Nel giorno in cui la Svizzera si ferma per commemorare le quaranta vittime dell’incendio di Capodanno a Crans-Montana, arriva un messaggio forte e solenne dal presidente della Repubblica italiana Sergio Mattarella: «Giustizia per quanto accaduto». Il capo dello Stato lo ha scritto di suo pugno nel libro delle condoglianze al termine della cerimonia ufficiale svoltasi a Martigny, nel giorno di lutto nazionale.

«Poche parole imposte dall’immane tragedia – ha scritto Mattarella – angoscia nel ricordo delle vittime, piena solidarietà ai familiari, affettuosa e costante vicinanza ai giovani che lottano in ospedale per riprendersi le proprie vite, giustizia per quanto accaduto». Un messaggio che ha raccolto il senso di un dolore condiviso ben oltre i confini svizzeri.

Prima della commemorazione, il presidente aveva fatto visita all’ospedale di Zurigo per incontrare le famiglie di due giovani italiani rimasti feriti nella tragedia, ringraziando il personale sanitario e sottolineando come «l’Italia intera sia coinvolta in questa angoscia». Da Ginevra, Mattarella ha poi raggiunto Martigny, dove ha assistito alla cerimonia seduto accanto al presidente francese Emmanuel Macron. Tra le autorità presenti anche la presidente del Parlamento europeo Roberta Metsola.

La commemorazione, scandita da rose bianche e musica di pianoforte, ha visto la partecipazione di circa mille persone. Un lungo applauso è stato dedicato ai soccorritori, seguito da un minuto di silenzio per le vittime. Alle 14 in punto, le campane delle chiese di tutta la Svizzera hanno suonato all’unisono.

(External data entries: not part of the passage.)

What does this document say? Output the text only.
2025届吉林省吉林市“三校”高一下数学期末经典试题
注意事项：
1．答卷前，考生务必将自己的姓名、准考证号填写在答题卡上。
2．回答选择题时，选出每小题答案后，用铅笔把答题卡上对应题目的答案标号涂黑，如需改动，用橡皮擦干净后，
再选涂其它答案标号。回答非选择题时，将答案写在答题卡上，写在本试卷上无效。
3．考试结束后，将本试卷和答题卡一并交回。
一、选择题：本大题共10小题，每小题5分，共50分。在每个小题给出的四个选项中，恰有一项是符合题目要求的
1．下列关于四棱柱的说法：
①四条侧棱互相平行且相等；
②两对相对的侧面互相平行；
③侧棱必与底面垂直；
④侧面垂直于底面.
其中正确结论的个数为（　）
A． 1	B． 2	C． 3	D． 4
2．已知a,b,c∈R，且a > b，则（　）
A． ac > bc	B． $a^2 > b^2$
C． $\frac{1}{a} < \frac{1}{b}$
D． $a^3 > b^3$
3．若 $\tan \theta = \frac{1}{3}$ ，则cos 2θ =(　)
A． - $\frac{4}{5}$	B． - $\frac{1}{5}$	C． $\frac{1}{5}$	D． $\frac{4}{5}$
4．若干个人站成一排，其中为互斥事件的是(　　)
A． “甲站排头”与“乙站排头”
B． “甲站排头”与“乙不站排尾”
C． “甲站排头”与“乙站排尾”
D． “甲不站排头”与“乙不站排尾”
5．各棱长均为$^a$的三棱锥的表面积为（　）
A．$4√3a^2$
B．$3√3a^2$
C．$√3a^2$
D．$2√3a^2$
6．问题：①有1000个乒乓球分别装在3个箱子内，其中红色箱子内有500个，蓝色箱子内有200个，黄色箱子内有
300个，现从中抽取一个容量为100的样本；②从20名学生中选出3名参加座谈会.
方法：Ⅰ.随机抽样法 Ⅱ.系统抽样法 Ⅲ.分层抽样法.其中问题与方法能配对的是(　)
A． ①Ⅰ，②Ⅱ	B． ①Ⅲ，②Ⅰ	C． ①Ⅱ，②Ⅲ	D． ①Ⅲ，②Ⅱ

Sul palco sono intervenuti il presidente del Consiglio di Stato del Vallese Mathias Reynard, che ha ringraziato i Paesi che hanno sostenuto la Svizzera, e il presidente della Confederazione Guy Parmelin, che ha parlato di «un’unica famiglia in lutto». Forte e toccante anche la testimonianza di uno dei giovani sopravvissuti all’incendio del locale Constellation: «Quella che doveva essere una notte di festa si è trasformata in un film apocalittico. Non possiamo dimenticare, ma possiamo trasformare ciò che abbiamo vissuto in forza».

Intanto dall’Italia arrivano segnali di impegno istituzionale. La presidente del Consiglio Giorgia Meloni ha assicurato che le famiglie delle vittime e dei feriti «non saranno lasciate sole», annunciando il coordinamento dell’Avvocatura dello Stato con la Procura svizzera e con quella di Roma, che ha aperto un fascicolo. «Non è stata una disgrazia – ha dichiarato – ma il risultato di gravi responsabilità che devono essere individuate e perseguite». Sulla stessa linea il vicepremier Antonio Tajani, favorevole alla costituzione dell’Italia come parte civile.

Nel pomeriggio, a Roma, Meloni, membri del governo e i principali leader dell’opposizione hanno partecipato alla messa in suffragio celebrata nella basilica dei Santi Ambrogio e Carlo al Corso. «Non accada più», il monito del cardinale Baldassarre Reina durante l’omelia. Al termine della funzione, la premier si è fermata a parlare con i familiari delle vittime, in un momento di raccoglimento che ha chiuso una giornata segnata dal dolore, dalla memoria e dalla richiesta unanime di verità e giustizia.